The team also estimated when this event occurred. Their data put the outburst at 3.5 million years ago, give or take a million years. That would mean that the Milky Way’s center transitioned from an active to a quiet phase pretty recently in Earth’s history, possibly when early human ancestors were roaming the planet.
The flare would have been visible to the naked eye, shining about 10 times fainter than the Full Moon across a broad spectrum of light wavelengths.
“It would look like the cone of light from a movie projector as it passes through a smoky theater,” University of Sydney astrophysicist and lead study author Jonathan Bland-Hawthorn said in an email.
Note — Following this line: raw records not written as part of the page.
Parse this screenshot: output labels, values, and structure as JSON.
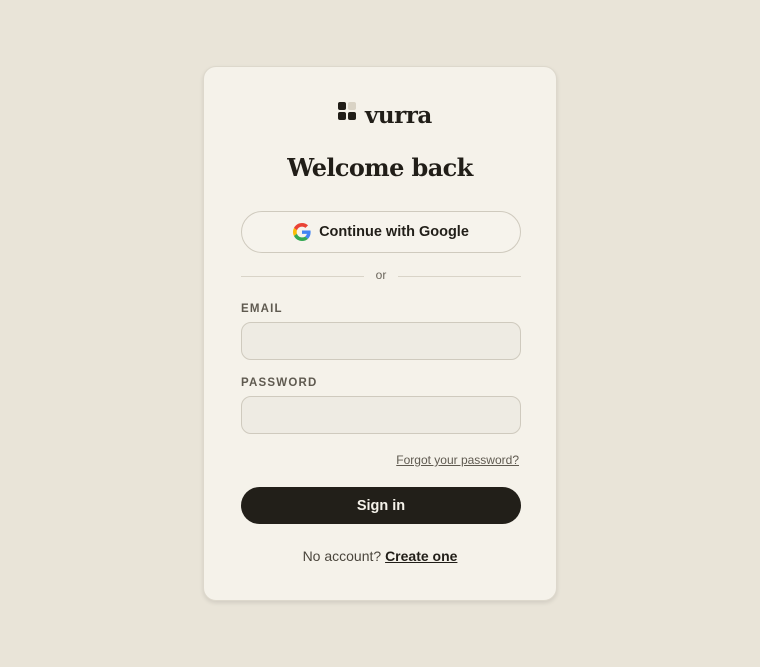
{
  "brand": {
    "name": "vurra",
    "icon": "four-squares-logo-icon"
  },
  "heading": "Welcome back",
  "google_button": {
    "label": "Continue with Google",
    "icon": "google-icon"
  },
  "divider_text": "or",
  "email": {
    "label": "EMAIL",
    "value": "",
    "placeholder": ""
  },
  "password": {
    "label": "PASSWORD",
    "value": "",
    "placeholder": ""
  },
  "forgot_link": "Forgot your password?",
  "signin_button": "Sign in",
  "footer": {
    "prompt": "No account?",
    "link": "Create one"
  },
  "colors": {
    "background": "#e9e4d8",
    "card": "#f5f2ea",
    "primary_button": "#221f19",
    "text": "#211e18"
  }
}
The researchers describe their findings in an upcoming paper in The Astrophysical Journal.
Following the Trail
Clues to the Milky Way’s active history include giant bubbles of gas ballooning out from the disk of the galaxy. The bubbles, which emit high-energy X-ray and gamma-ray radiation, could have formed when jets of matter shot out from the galaxy’s center.
This new piece of evidence comes from examining a stream of gas that arcs around the Milky Way. This stream of gas is like a trail that two dwarf galaxies, the Large and Small Magellanic Clouds, leave as they orbit the Milky Way. The research team studied ultraviolet (UV) light coming from this gas trail, called the Magellanic Stream.
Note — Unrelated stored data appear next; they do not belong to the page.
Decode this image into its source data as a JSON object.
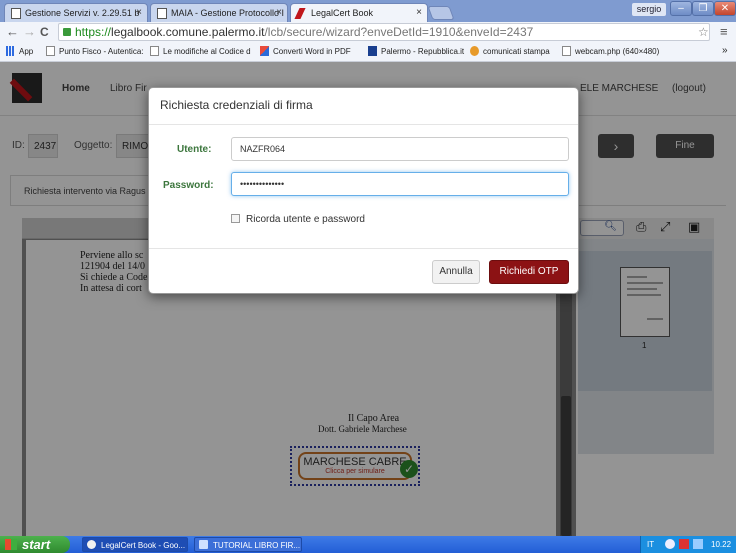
{
  "browser": {
    "tabs": [
      {
        "label": "Gestione Servizi v. 2.29.51 b",
        "close": "×"
      },
      {
        "label": "MAIA - Gestione Protocollo I",
        "close": "×"
      },
      {
        "label": "LegalCert Book",
        "close": "×"
      }
    ],
    "user": "sergio",
    "window_buttons": [
      "–",
      "❐",
      "✕"
    ],
    "nav": {
      "back": "←",
      "forward": "→",
      "reload": "C"
    },
    "url": {
      "scheme": "https://",
      "host": "legalbook.comune.palermo.it",
      "path": "/lcb/secure/wizard?enveDetId=1910&enveId=2437"
    },
    "bookmarks": [
      "App",
      "Punto Fisco - Autentica:",
      "Le modifiche al Codice d",
      "Converti Word in PDF",
      "Palermo - Repubblica.it",
      "comunicati stampa",
      "webcam.php (640×480)"
    ],
    "bookmarks_more": "»"
  },
  "app": {
    "nav": {
      "home": "Home",
      "libro": "Libro Fir",
      "user_name": "ELE MARCHESE",
      "logout": "(logout)"
    },
    "id_label": "ID:",
    "id_value": "2437",
    "oggetto_label": "Oggetto:",
    "oggetto_value": "RIMOZ",
    "fine_label": "Fine",
    "next_icon": "›",
    "tab_label": "Richiesta intervento via Ragus",
    "document": {
      "lines": [
        "Perviene allo sc",
        "121904 del 14/0",
        "Si chiede a Code",
        "In attesa di cort"
      ],
      "signature_title": "Il Capo Area",
      "signature_name": "Dott. Gabriele Marchese",
      "sign_field_name": "MARCHESE CABRE",
      "sign_field_hint": "Clicca per simulare",
      "check": "✓"
    },
    "thumbnail": {
      "page_number": "1"
    }
  },
  "modal": {
    "title": "Richiesta credenziali di firma",
    "user_label": "Utente:",
    "user_value": "NAZFR064",
    "password_label": "Password:",
    "password_value": "••••••••••••••",
    "remember_label": "Ricorda utente e password",
    "cancel_label": "Annulla",
    "submit_label": "Richiedi OTP"
  },
  "taskbar": {
    "start": "start",
    "tasks": [
      "LegalCert Book - Goo...",
      "TUTORIAL LIBRO FIR..."
    ],
    "lang": "IT",
    "time": "10.22"
  }
}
The characteristics of the UV light indicate that gases in some sections of the stream are in an excited state. Only a very energetic event, like a beam of radiation from an active galactic nucleus, could have done this, according to Bland-Hawthorn. This means that our own home galaxy had an active galactic nucleus phase in the past.
“I think AGN flickering is what goes on for all of cosmic time,” Bland-Hawthorn said. “All galaxies are doing this,” he said, like volcanoes that can lie quietly for long stretches of time but suddenly erupt.
Learning more about the central black hole of our galaxy is an exciting area of research, he added.
“I think Sgr A* is the future of astrophysics, like searching for life signatures around planets,” Bland-Hawthorn said. “I am excited by what we will learn over the next 50 years.”